Глаза налились скупыми слезами, я прикусила нижнюю губу, стараясь побороть эмоции и не показывать при этом своего лица.

— Василина Орлова, валькирия, присоединившаяся к клану по моей воле, — голос Ньялы разлетелся по всему залу, — валькирия, добившаяся фантастических успехов в обучении и тренировках, валькирия, способная призывать духовное оружие… предала нас, сестры! Валькирия, ставшая истинной парой оборотня, валькирия, вставшая на сторону Розенкранц заслуживает наказания через очищение. Я объявляю тебя, Василина, предателем своего рода. Ты умрешь и душа твоя никогда не обретет покоя! И да начнется ритуал!

Звук гонга за спиной обозначал начало моего конца.

Шелест длинных белых платьев… Ни единого голоса, ни единого звука…

Шаги. Много шагов за спиной…

Сжала зубы… Все еще страшно… Оковы давят, голова кружится, возникла тошнота из-за волнения и…

Перед самим ритуалом всегда шла подготовка. Валькирию должны лишить способности получать свою долгую жизнь, покорять небесные просторы. Не позволялось отстаивать свое мнение, но всегда было необходимо подчиняться главе клана — абсурд.

Шаги приблизились … Шелест ткани и…

Я не знаю, кто дернул маховое перо первым, но адская острая боль проникла в тело. Тут же пошли судороги, я беззвучно хватала ртом воздух, пыталась прийти в себя, но тщетно…

Второе перо, вторая рука… вторая валькирия.

Неимоверная боль нарастала с каждым выдранным пером.

Ритуалу быть… И Хартманн не придет… Он не придет…

Осознание этой истины принесло намного больше боли, чем та, что возникала из-за выдранных перьев.

Словно раскаленное железо или иглы, что вгоняли под ногти — эти ощущения ничто, в сравнении с той болью, что я испытывала.

Каждое перо отдавалось эхом по всему телу, зубы скрипели из-за напряжения, руки дрожали, все тело изнывало и испытывало адскую боль. Она затмевала сознание, перед глазами все плыло, я повторяла про себя вновь и вновь — “не сдамся”, но плакала. Слезы градом катились по щекам и падали на ледяной каменный пол и сдержать их не было возможности.

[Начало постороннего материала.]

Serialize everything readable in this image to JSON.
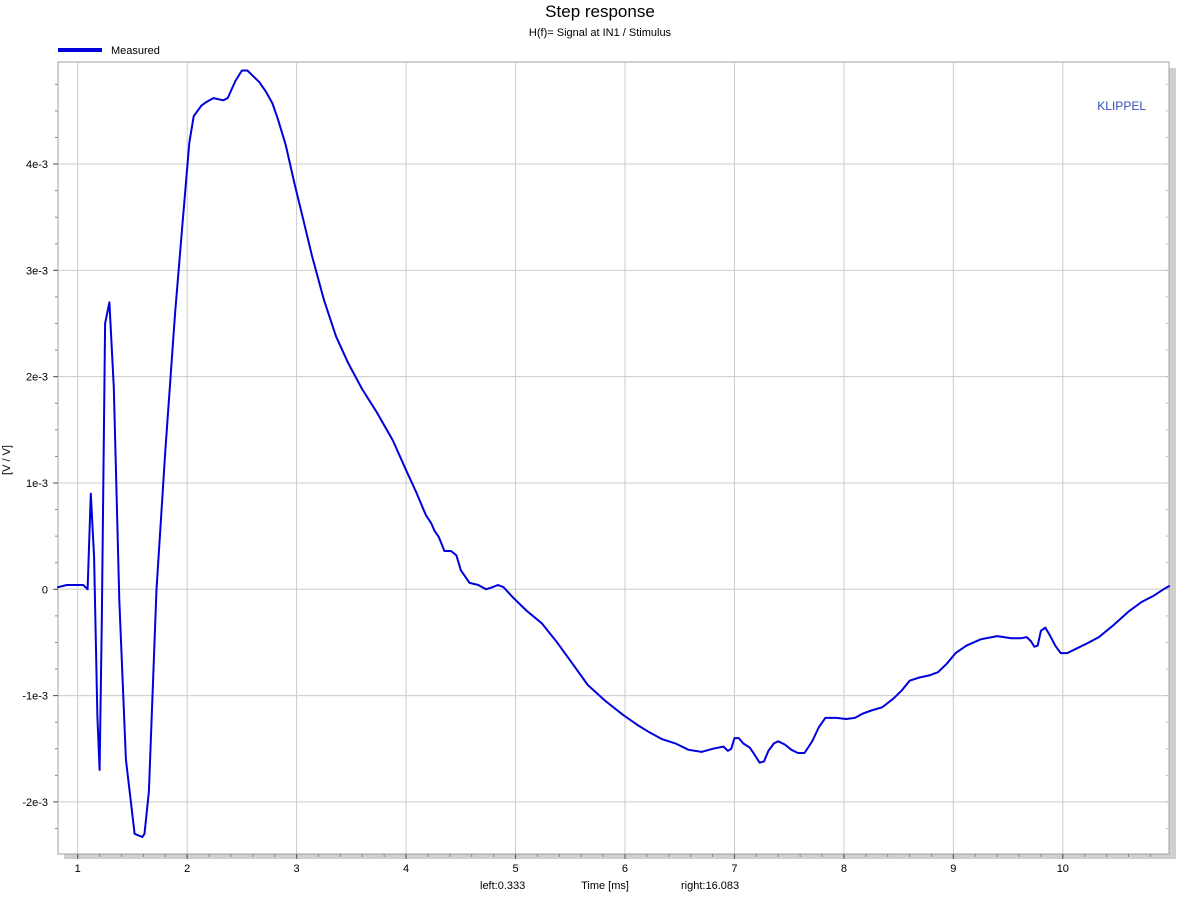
{
  "chart_data": {
    "type": "line",
    "title": "Step response",
    "subtitle": "H(f)= Signal at IN1 / Stimulus",
    "xlabel": "Time [ms]",
    "ylabel": "[V / V]",
    "range_left": "left:0.333",
    "range_right": "right:16.083",
    "watermark": "KLIPPEL",
    "xlim": [
      0.82,
      10.97
    ],
    "ylim": [
      -0.00249,
      0.00496
    ],
    "x_ticks": [
      1,
      2,
      3,
      4,
      5,
      6,
      7,
      8,
      9,
      10
    ],
    "x_tick_labels": [
      "1",
      "2",
      "3",
      "4",
      "5",
      "6",
      "7",
      "8",
      "9",
      "10"
    ],
    "y_ticks": [
      -0.002,
      -0.001,
      0,
      0.001,
      0.002,
      0.003,
      0.004
    ],
    "y_tick_labels": [
      "-2e-3",
      "-1e-3",
      "0",
      "1e-3",
      "2e-3",
      "3e-3",
      "4e-3"
    ],
    "grid": true,
    "legend_position": "top-left",
    "series": [
      {
        "name": "Measured",
        "color": "#0000dd",
        "x": [
          0.82,
          0.9,
          1.0,
          1.05,
          1.09,
          1.12,
          1.15,
          1.18,
          1.2,
          1.22,
          1.25,
          1.29,
          1.33,
          1.38,
          1.44,
          1.52,
          1.59,
          1.61,
          1.65,
          1.72,
          1.8,
          1.89,
          1.95,
          2.02,
          2.06,
          2.13,
          2.17,
          2.24,
          2.33,
          2.37,
          2.44,
          2.5,
          2.55,
          2.6,
          2.66,
          2.72,
          2.78,
          2.83,
          2.9,
          2.98,
          3.06,
          3.14,
          3.25,
          3.36,
          3.47,
          3.6,
          3.73,
          3.88,
          4.0,
          4.09,
          4.18,
          4.23,
          4.26,
          4.3,
          4.35,
          4.41,
          4.46,
          4.5,
          4.58,
          4.66,
          4.73,
          4.79,
          4.84,
          4.89,
          4.98,
          5.1,
          5.24,
          5.38,
          5.52,
          5.66,
          5.82,
          5.98,
          6.12,
          6.23,
          6.34,
          6.46,
          6.58,
          6.7,
          6.8,
          6.85,
          6.9,
          6.94,
          6.97,
          7.0,
          7.04,
          7.08,
          7.14,
          7.18,
          7.23,
          7.27,
          7.31,
          7.36,
          7.4,
          7.46,
          7.52,
          7.58,
          7.64,
          7.71,
          7.77,
          7.83,
          7.93,
          8.02,
          8.1,
          8.17,
          8.25,
          8.35,
          8.45,
          8.53,
          8.6,
          8.69,
          8.78,
          8.86,
          8.94,
          9.02,
          9.12,
          9.25,
          9.4,
          9.53,
          9.62,
          9.67,
          9.71,
          9.74,
          9.77,
          9.8,
          9.84,
          9.88,
          9.93,
          9.98,
          10.04,
          10.12,
          10.22,
          10.33,
          10.46,
          10.6,
          10.72,
          10.83,
          10.92,
          10.97
        ],
        "y": [
          2e-05,
          4e-05,
          4e-05,
          4e-05,
          0.0,
          0.0009,
          0.0003,
          -0.0012,
          -0.0017,
          -0.0003,
          0.0025,
          0.0027,
          0.0019,
          -0.0001,
          -0.0016,
          -0.0023,
          -0.00233,
          -0.0023,
          -0.0019,
          0.0,
          0.0013,
          0.0026,
          0.00335,
          0.0042,
          0.00445,
          0.00455,
          0.00458,
          0.00462,
          0.0046,
          0.00462,
          0.00478,
          0.00488,
          0.00488,
          0.00483,
          0.00477,
          0.00468,
          0.00457,
          0.00442,
          0.00418,
          0.00382,
          0.00348,
          0.00314,
          0.00272,
          0.00238,
          0.00213,
          0.00188,
          0.00167,
          0.0014,
          0.00112,
          0.00092,
          0.0007,
          0.00062,
          0.00055,
          0.00049,
          0.00036,
          0.00036,
          0.00032,
          0.00018,
          6e-05,
          4e-05,
          0.0,
          2e-05,
          4e-05,
          2e-05,
          -8e-05,
          -0.0002,
          -0.00032,
          -0.0005,
          -0.0007,
          -0.0009,
          -0.00105,
          -0.00118,
          -0.00128,
          -0.00135,
          -0.00141,
          -0.00145,
          -0.00151,
          -0.00153,
          -0.0015,
          -0.00149,
          -0.00148,
          -0.00152,
          -0.0015,
          -0.0014,
          -0.0014,
          -0.00145,
          -0.00149,
          -0.00155,
          -0.00163,
          -0.00162,
          -0.00152,
          -0.00145,
          -0.00143,
          -0.00146,
          -0.00151,
          -0.00154,
          -0.00154,
          -0.00143,
          -0.0013,
          -0.00121,
          -0.00121,
          -0.00122,
          -0.00121,
          -0.00117,
          -0.00114,
          -0.00111,
          -0.00103,
          -0.00095,
          -0.00086,
          -0.00083,
          -0.00081,
          -0.00078,
          -0.0007,
          -0.0006,
          -0.00053,
          -0.00047,
          -0.00044,
          -0.00046,
          -0.00046,
          -0.00045,
          -0.00049,
          -0.00054,
          -0.00053,
          -0.00039,
          -0.00036,
          -0.00043,
          -0.00053,
          -0.0006,
          -0.0006,
          -0.00056,
          -0.00051,
          -0.00045,
          -0.00034,
          -0.00021,
          -0.00012,
          -6e-05,
          0.0,
          3e-05
        ]
      }
    ]
  }
}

Вновь и вновь, словно по секундам, валькирии лишали меня источника силы — золотые перья наша гордость, наш символ и знак отличия, наша связь с бессмертием и с источником жизни, но в отличие от крыльев, они могли отрасти вновь.

Укол… Перо…

Вновь укол… И тишина…

Лишь шелест платьев…

Я не ощущала прикосновений, только боль от резкого движения. В конечном итоге я не выдержала и вскоре зал наполнился моим криком. С каждым пером голос становился сильнее, он сбивался, а ужас нарастал. Страх смерти, паника и непонимание, чувство безысходности и надежда на спасение — все это превратилось в месиво из чувств и эмоций.

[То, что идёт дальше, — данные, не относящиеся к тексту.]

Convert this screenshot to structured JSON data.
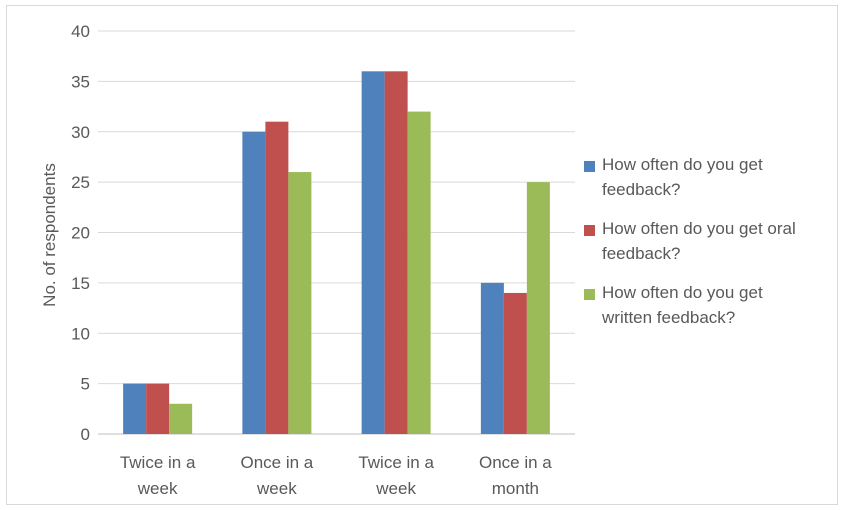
{
  "chart_data": {
    "type": "bar",
    "title": "",
    "xlabel": "",
    "ylabel": "No. of respondents",
    "ylim": [
      0,
      40
    ],
    "yticks": [
      "0",
      "5",
      "10",
      "15",
      "20",
      "25",
      "30",
      "35",
      "40"
    ],
    "categories": [
      [
        "Twice in a",
        "week"
      ],
      [
        "Once in a",
        "week"
      ],
      [
        "Twice in a",
        "week"
      ],
      [
        "Once in a",
        "month"
      ]
    ],
    "series": [
      {
        "name": "How often do you get feedback?",
        "label_lines": [
          "How often do you get",
          "feedback?"
        ],
        "color": "#4f81bd",
        "values": [
          5,
          30,
          36,
          15
        ]
      },
      {
        "name": "How often do you get oral feedback?",
        "label_lines": [
          "How often do you get oral",
          "feedback?"
        ],
        "color": "#c0504d",
        "values": [
          5,
          31,
          36,
          14
        ]
      },
      {
        "name": "How often do you get written feedback?",
        "label_lines": [
          "How often do you get",
          "written feedback?"
        ],
        "color": "#9bbb59",
        "values": [
          3,
          26,
          32,
          25
        ]
      }
    ],
    "grid": true,
    "legend_position": "right"
  }
}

Ньяла получала удовольствие, она смотрела на мое лицо, наслаждалась слезами, но истинное блаженство получила после того, как я не смогла стерпеть боль и закричала на весь зал.

Валькирии никак не отреагировали — для них все происходящее казалось нормой, чем-то приемлемым. Наказание за неподчинение, издевательство и мучение…

Когда же это закончится…

Голос сбился, дыхание не ровное, я захлебывалась… захлебывалась в слезах…

Хватит… Не могу больше…

Острая боль пульсировала, она проникала в каждый орган, каждую клетку, но всегда сохраняла сознание.

Прошу… не надо…

Я шептала одними губами, забыв про гордость. Мне стало совершенно плевать на то, как я выгляжу и что говорю. Хотелось простой и быстрой смерти, но не этих мучений.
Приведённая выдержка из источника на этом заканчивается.